Now, if someone clicks on the link in the spam email, message or Tweet; the user appears to be going on http://example.com, but the site would display information and content from the IP address.

Ordinary users might not understand this difference in logical order and display order, and may fall into the trap. This can lead to identity theft and much more since the attacker has controlled the only reliable security indicator.

Has it Been Fixed?

According to Rafay, the bug has been fixed in desktop versions of the browsers, but 75% of mobile browsers are yet to fix it. Since they are working on it, the names and other details of the browsers remain confidential as per responsible disclosure policy NDA.

The users are advised to update their browsers to the latest version and be careful when opening up spam links, or a website with the right to left addresses.

Cybercrime Bill and Ethical Hacking:

Regarding the impact of recently adopted PECB 2015, he was of the view that this would have far-reaching and negative implications for ethical hacking in Pakistan.

While sharing his concerns over the cybercrime bill, he was of the view that. “State has mixed cyber crimes with cyber terrorism, and there is a lack of clarity/differentiation between the two. Secondly, any access to “critical infrastructure” has been made punishable but who will define what critical infrastructure is? The definition may be different for different users of various perspectives.”

He deplored the ambiguity and lack of clarity in certain clauses that may lead to giving too much power to state institutions who will define the terms and also determine the level of breach.

“Ethical hackers operate all over the world, and their job is to diagnose security issues and informed the concerned. They do it to expose vulnerabilities not exploit them. However, cybercrimes bill does not differentiate between black and white; instead, treats both with the same rod.”

He lamented any lack of awareness campaign for cyber crimes before implementation of the bill. “The government is treating the symptoms and not the disease. There has been no awareness campaign about cyber crimes and the legislation. President Obama has allocated $90bn for cybercrime awareness and related campaigns; but how much did we spend or allocate for such campaigns?”

In order to improve and secure Pakistani cyberspace, the starting point has to be an awareness campaign, and it should start from home and schools. Kids and adults need to be trained in their respective educational institutions about the impact of any wrongdoing on cyberspace.

Other Notable Achievements:

It is pertinent to mention that this is not the first time that Rafay Baloch has been rewarded for bug identification.
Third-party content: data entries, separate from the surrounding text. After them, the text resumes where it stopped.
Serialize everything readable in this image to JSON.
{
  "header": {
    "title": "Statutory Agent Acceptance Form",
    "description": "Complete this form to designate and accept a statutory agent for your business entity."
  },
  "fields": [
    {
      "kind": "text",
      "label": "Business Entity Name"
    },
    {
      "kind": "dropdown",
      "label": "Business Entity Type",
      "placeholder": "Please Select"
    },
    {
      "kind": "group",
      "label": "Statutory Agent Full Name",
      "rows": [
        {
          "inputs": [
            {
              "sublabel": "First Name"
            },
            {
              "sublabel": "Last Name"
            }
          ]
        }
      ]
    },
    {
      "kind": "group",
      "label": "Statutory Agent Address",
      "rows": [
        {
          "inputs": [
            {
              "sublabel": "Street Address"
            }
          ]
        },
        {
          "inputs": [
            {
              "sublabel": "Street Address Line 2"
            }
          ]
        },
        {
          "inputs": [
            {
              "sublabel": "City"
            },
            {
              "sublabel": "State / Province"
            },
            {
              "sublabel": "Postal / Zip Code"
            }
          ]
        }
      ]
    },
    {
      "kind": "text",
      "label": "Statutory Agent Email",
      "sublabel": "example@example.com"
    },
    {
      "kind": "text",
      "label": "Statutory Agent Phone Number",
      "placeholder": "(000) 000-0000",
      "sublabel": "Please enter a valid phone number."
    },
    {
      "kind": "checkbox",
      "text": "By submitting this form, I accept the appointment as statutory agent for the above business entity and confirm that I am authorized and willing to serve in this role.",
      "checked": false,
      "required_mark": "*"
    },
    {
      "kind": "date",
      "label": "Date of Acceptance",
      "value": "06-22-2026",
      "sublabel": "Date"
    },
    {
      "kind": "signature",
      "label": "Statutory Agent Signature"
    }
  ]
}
In fact, he made headlines in 2012 when PayPal rewarded him $10,000 for bug identification and also offered the job.

“Yes, they offered me the job, but I couldn’t avail since I was still an undergraduate student and had to complete my studies.” Confirms Rafay Baloch

In addition to this, he has identified a series of bugs in Android that have been covered on BBC, CNN and other leading publications. He claims to have pioneered ethical hacking in Pakistan and set a new trend which is being followed by thousands today.

More recently, he has attended Black Hat Asia. “Yes, I represented Pakistan in Black Hat Conference, and I was the first Pakistani to have ever attended it.” What makes the young man a real inspiration is the fact that leading tech giants like Google, Twitter, and Facebook, etc. have his name in their halls of fame.

Rafay is Computer Sciences graduate from Bahria University Islamabad and currently working with PTCL as National Security Manager.